1. Facial sauna. Too strapped for cash to treat your facial pores to a good steam cleaning? No problem. If you have a dishwasher, as soon as it’s finished the drying cycle, open the door and stick your head inside. Okay, it’ll ruin any groovy hair-do you’ve carefully coiffed, but damn, no more blackheads!
2. Looking a bit wan? Feel you need a bit of the summer-sun look to your face? Look no further! Once your dinner has finished cooking, whack open that oven door and stick your head inside. The heat will toast your skin marvellously, and you’ll come out looking like the first day of your vacation after sunning on the beach! Be careful of those shelves, though. They tend to hurt if you smack your head into them and leave an unsightly burn on your brow.
3. Hair looking lacklustre? No money for expensive conditioning treatment? No problem. Douse your hair in cooking oil then cover it with clear wrap for twenty minutes. You’ll have to wash it out using dish washing detergent, but you’ll have one hell of a gloss on your hair. This one really works—olive oil is best. Of course, don’t go near any naked flames while treatment is in process, but you knew that, right?
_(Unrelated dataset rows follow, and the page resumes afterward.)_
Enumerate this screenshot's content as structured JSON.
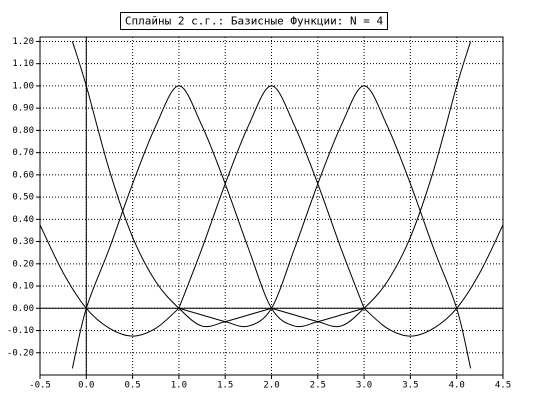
{
  "chart_data": {
    "type": "line",
    "title": "Сплайны 2 с.г.: Базисные Функции: N = 4",
    "xlim": [
      -0.5,
      4.5
    ],
    "ylim": [
      -0.3,
      1.22
    ],
    "xticks": [
      -0.5,
      {
        "value": 0,
        "label": "0.0"
      },
      0.5,
      {
        "value": 1,
        "label": "1.0"
      },
      1.5,
      {
        "value": 2,
        "label": "2.0"
      },
      2.5,
      {
        "value": 3,
        "label": "3.0"
      },
      3.5,
      {
        "value": 4,
        "label": "4.0"
      },
      4.5
    ],
    "yticks": [
      {
        "value": -0.2,
        "label": "-0.20"
      },
      {
        "value": -0.1,
        "label": "-0.10"
      },
      {
        "value": 0,
        "label": "0.00"
      },
      {
        "value": 0.1,
        "label": "0.10"
      },
      {
        "value": 0.2,
        "label": "0.20"
      },
      {
        "value": 0.3,
        "label": "0.30"
      },
      {
        "value": 0.4,
        "label": "0.40"
      },
      {
        "value": 0.5,
        "label": "0.50"
      },
      {
        "value": 0.6,
        "label": "0.60"
      },
      {
        "value": 0.7,
        "label": "0.70"
      },
      {
        "value": 0.8,
        "label": "0.80"
      },
      {
        "value": 0.9,
        "label": "0.90"
      },
      {
        "value": 1,
        "label": "1.00"
      },
      {
        "value": 1.1,
        "label": "1.10"
      },
      {
        "value": 1.2,
        "label": "1.20"
      }
    ],
    "grid": true,
    "series": [
      {
        "color": "#000000",
        "x": [
          -0.15,
          0,
          0.25,
          0.5,
          0.75,
          1,
          1.25,
          1.5,
          1.75,
          2
        ],
        "values": [
          1.2,
          1,
          0.62,
          0.32,
          0.12,
          0,
          -0.08,
          -0.06,
          -0.03,
          0
        ]
      },
      {
        "color": "#000000",
        "x": [
          -0.5,
          -0.25,
          0,
          0.25,
          0.5,
          0.75,
          1
        ],
        "values": [
          0.375,
          0.16,
          0,
          -0.09,
          -0.125,
          -0.09,
          0
        ]
      },
      {
        "color": "#000000",
        "x": [
          -0.15,
          0,
          0.25,
          0.5,
          0.75,
          1,
          1.25,
          1.5,
          1.75,
          2,
          2.25,
          2.5,
          2.75,
          3
        ],
        "values": [
          -0.27,
          0,
          0.27,
          0.56,
          0.82,
          1,
          0.82,
          0.56,
          0.27,
          0,
          -0.08,
          -0.06,
          -0.03,
          0
        ]
      },
      {
        "color": "#000000",
        "x": [
          1,
          1.25,
          1.5,
          1.75,
          2,
          2.25,
          2.5,
          2.75,
          3
        ],
        "values": [
          0,
          0.27,
          0.56,
          0.82,
          1,
          0.82,
          0.56,
          0.27,
          0
        ]
      },
      {
        "color": "#000000",
        "x": [
          1,
          1.25,
          1.5,
          1.75,
          2,
          2.25,
          2.5,
          2.75,
          3,
          3.25,
          3.5,
          3.75,
          4,
          4.15
        ],
        "values": [
          0,
          -0.03,
          -0.06,
          -0.08,
          0,
          0.27,
          0.56,
          0.82,
          1,
          0.82,
          0.56,
          0.27,
          0,
          -0.27
        ]
      },
      {
        "color": "#000000",
        "x": [
          3,
          3.25,
          3.5,
          3.75,
          4,
          4.25,
          4.5
        ],
        "values": [
          0,
          -0.09,
          -0.125,
          -0.09,
          0,
          0.16,
          0.375
        ]
      },
      {
        "color": "#000000",
        "x": [
          2,
          2.25,
          2.5,
          2.75,
          3,
          3.25,
          3.5,
          3.75,
          4,
          4.15
        ],
        "values": [
          0,
          -0.03,
          -0.06,
          -0.08,
          0,
          0.12,
          0.32,
          0.62,
          1,
          1.2
        ]
      }
    ]
  }
}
4. Need to lose a couple of pounds so your clothes fit nicely for that all-important meeting or night out? Ask a friend to help strap your body in duct tape. You might walk like you’re stiff as a board, but shit, you’ll look a dream in that little black dress or power-suit! And of course, when you get home and it’s time to take the tape off, think of the money you’ll save on waxing treatments!
5. A little bunged up in the bowel department? Feeling bloated and sore? Exchange that stomach soreness for another kind by scoffing a whole bag of prunes. You’ll need a day off for this magnificent treatment and a toilet nearby, but hey, you’ll have saved a packet on that colon cleansing you’ve always wanted!
Have a nice day, folks! Oh, and please add your groovy tips to the mix!